Travel writers make an average of $73,250 per year, according to figures from the recruiting website ZipRecruiter.com. The average increases slightly to $82,154 in New York City, where I live. Since the tweet, a handful of fellow travel writers reached out to me, expressing shock that the profession could pay in the six-figure range, as many travel publications rely heavily on freelance writers to fill their magazines and websites. I knew my salary was seen as an anomaly even before I left, but it was confirmed when several writer friends told me they hadn’t cracked that number at all during their careers.
My reasons for sharing my $107,000 yearly salary were pretty simple: I wanted the next person in the role to ask for (and hopefully get) what they deserved in compensation and in other benefits.
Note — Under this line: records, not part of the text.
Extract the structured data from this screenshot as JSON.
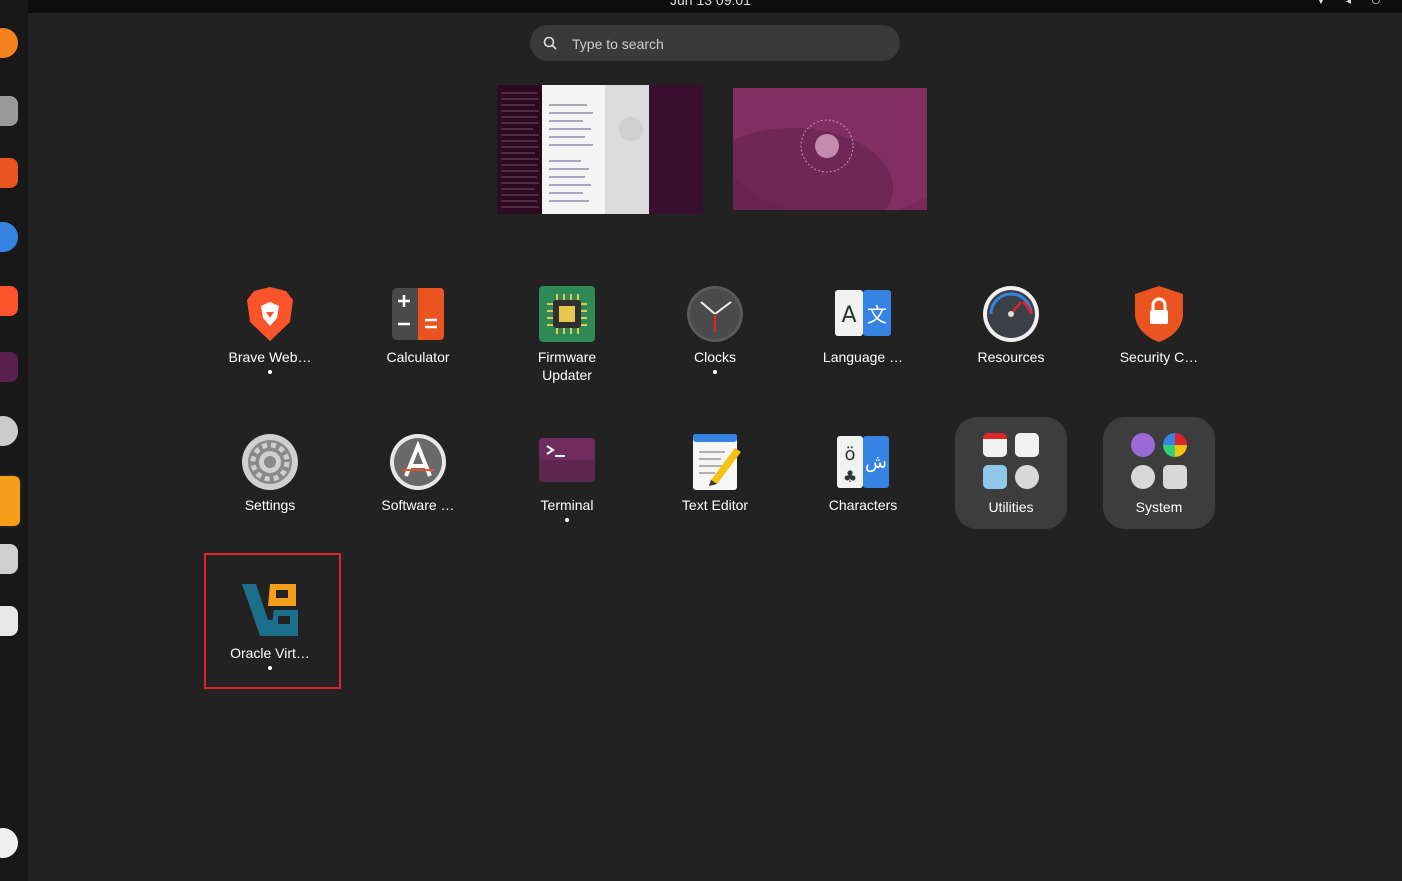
{
  "topbar": {
    "datetime": "Jun 13 09:01"
  },
  "search": {
    "placeholder": "Type to search"
  },
  "apps": [
    {
      "name": "Brave Web…",
      "icon": "brave-icon"
    },
    {
      "name": "Calculator",
      "icon": "calculator-icon"
    },
    {
      "name": "Firmware Updater",
      "icon": "firmware-icon"
    },
    {
      "name": "Clocks",
      "icon": "clock-icon"
    },
    {
      "name": "Language …",
      "icon": "language-icon"
    },
    {
      "name": "Resources",
      "icon": "gauge-icon"
    },
    {
      "name": "Security C…",
      "icon": "security-shield-icon"
    },
    {
      "name": "Settings",
      "icon": "gear-icon"
    },
    {
      "name": "Software …",
      "icon": "software-icon"
    },
    {
      "name": "Terminal",
      "icon": "terminal-icon"
    },
    {
      "name": "Text Editor",
      "icon": "text-editor-icon"
    },
    {
      "name": "Characters",
      "icon": "characters-icon"
    },
    {
      "name": "Utilities",
      "icon": "folder-icon"
    },
    {
      "name": "System",
      "icon": "folder-icon"
    },
    {
      "name": "Oracle Virt…",
      "icon": "virtualbox-icon"
    }
  ],
  "colors": {
    "highlight": "#e0242a",
    "background": "#222222",
    "folder": "#3d3d3d"
  }
}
Tweeting out my salary is also a way of holding up my end of the bargain to try and make travel and media covering the industry more equitable. In the summer of 2020, travel, like many industries, faced a much-needed reckoning about race, diversity, and inclusion. With starting salaries so low that some early-career journalists apply for food stamps to make ends meet, it’s really difficult for people who don’t have family money to fall back on to break into the industry.
That is especially true for women and journalists of color. For instance, a 2019 pay study from the Washington Post Newspaper Guild found that employees of color were paid less than white men, even when their salaries were controlled for job description and age. Sharing salary information isn’t the only thing that has to happen to reduce pay gaps, but it will go a long way to exposing the inequities at play.
The tweet prompted other journalists to share their salary histories publicly, but as one user noticed, most of the responses were from other women and people of color. By keeping salary histories a secret, women, people of color, and younger journalists suffer the consequences, and it’s harder for them to achieve parity down the line. My hope is that other non-marginalized groups share their pay with their coworkers.
I didn’t intend to start a discussion. Still, if it forces companies to be more transparent about salary floors and not waste potential candidates’ time, then I’d do it again in a heartbeat. I’m glad choosing to share my salary publicly sparked conversations about transparency in the workplace. However, I’ll be even happier when it results in some meaningful action — and that sharing your salary publicly isn’t such a radical idea.